Anyway, my second attempt was from Uyuni and I rode SW as far as the unusual 'Valle de Rocas' which is SW of Culpina K. It should only take you a few hours to ride there from Uyuni but it will give you an idea of the road ahead. If you're happy with the amount of sand you encounter then continue, if not turn around. If you have camping kit with you I highly recommend a night at Valle de Rocas. As you head south you will see a track that forks to the right and leads towards the Mars like landscape.
You can top up with fuel in Can Cristobel before riding to Culpina K. If you're not sure which way to ride just wait for a 4x4 to pass by and ask. Alternatively, send me an email firstname.lastname@example.org
and I'll try to send you my GPS track.
My expectations of the road were that it deteriorate and become more sandy, however I was told that the worst section for sand is on the direct route Nth/Sth from the border to the Salar whereas you'll be approaching from the NW.

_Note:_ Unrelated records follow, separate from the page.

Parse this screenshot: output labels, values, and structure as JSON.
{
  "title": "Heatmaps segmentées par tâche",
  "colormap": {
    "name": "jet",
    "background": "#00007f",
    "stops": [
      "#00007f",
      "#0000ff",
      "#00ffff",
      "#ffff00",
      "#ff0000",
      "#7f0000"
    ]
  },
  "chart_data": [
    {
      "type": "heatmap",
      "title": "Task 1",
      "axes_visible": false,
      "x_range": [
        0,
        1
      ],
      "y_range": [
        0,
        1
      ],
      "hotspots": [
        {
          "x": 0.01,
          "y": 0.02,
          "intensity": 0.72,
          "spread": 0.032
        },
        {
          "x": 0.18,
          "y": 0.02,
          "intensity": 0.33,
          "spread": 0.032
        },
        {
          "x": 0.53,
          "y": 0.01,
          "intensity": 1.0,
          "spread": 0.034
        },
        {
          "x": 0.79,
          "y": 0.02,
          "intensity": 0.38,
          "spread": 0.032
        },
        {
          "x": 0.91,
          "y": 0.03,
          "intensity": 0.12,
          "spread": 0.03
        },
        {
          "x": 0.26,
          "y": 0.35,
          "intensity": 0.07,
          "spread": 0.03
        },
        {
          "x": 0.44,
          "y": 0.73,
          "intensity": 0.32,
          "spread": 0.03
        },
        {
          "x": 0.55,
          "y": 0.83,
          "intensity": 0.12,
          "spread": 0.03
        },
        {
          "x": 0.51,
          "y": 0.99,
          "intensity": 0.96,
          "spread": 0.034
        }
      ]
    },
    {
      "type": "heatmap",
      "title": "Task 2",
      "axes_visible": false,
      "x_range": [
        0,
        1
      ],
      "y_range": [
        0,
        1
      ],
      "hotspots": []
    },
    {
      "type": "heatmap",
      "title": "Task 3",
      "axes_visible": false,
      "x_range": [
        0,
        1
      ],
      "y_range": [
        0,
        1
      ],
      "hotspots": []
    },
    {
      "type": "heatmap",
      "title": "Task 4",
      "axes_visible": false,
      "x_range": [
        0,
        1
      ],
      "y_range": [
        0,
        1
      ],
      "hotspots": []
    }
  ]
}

If you decide not to go this way, no problem. NW Argentina is stunning. The road from Uyuni south to the border is dirt all the way and intersects with the road from Potosi to the border (which is the way I entered Bolivia). It was great riding much of the way with the road often running in dried riverbeds. I can't remember how much of the best bits were Nth or Sth of the Uyuni junction though. The road is being improved further south so there are a lot of detours (at least there were last July).
If you follow Ruta 9 into Argentina then the 49km in/out ride to Iruja (all good dirt) is spectacular.
From Argentina to San Pedro de Atacama you have two options. The paved Paso de Jama or the dirt Paso Sico. I plumbed for Paso Sico and it was STUNNING. Took so many photos along the way I ended up camping at 4200m in -10C. The road passes close to the famous Polvorilla viaduct on the Tren de las Nuebes. You can get fuel in San Antonio de Los Cobres and there's a Hosteling International affiliated hostel at the far end of town towards the railway bridge and the road to Paso Sico.
From there though it's a long way to San Pedro with no fuel. It's dirt all the way but will be no problem on your WeeStrom even with road tyres.
Most of this is covered in Chapter 19 on my website - http://shortwayround.co.uk
Whichever route you take it won't be the wrong one - the whole region is stunning.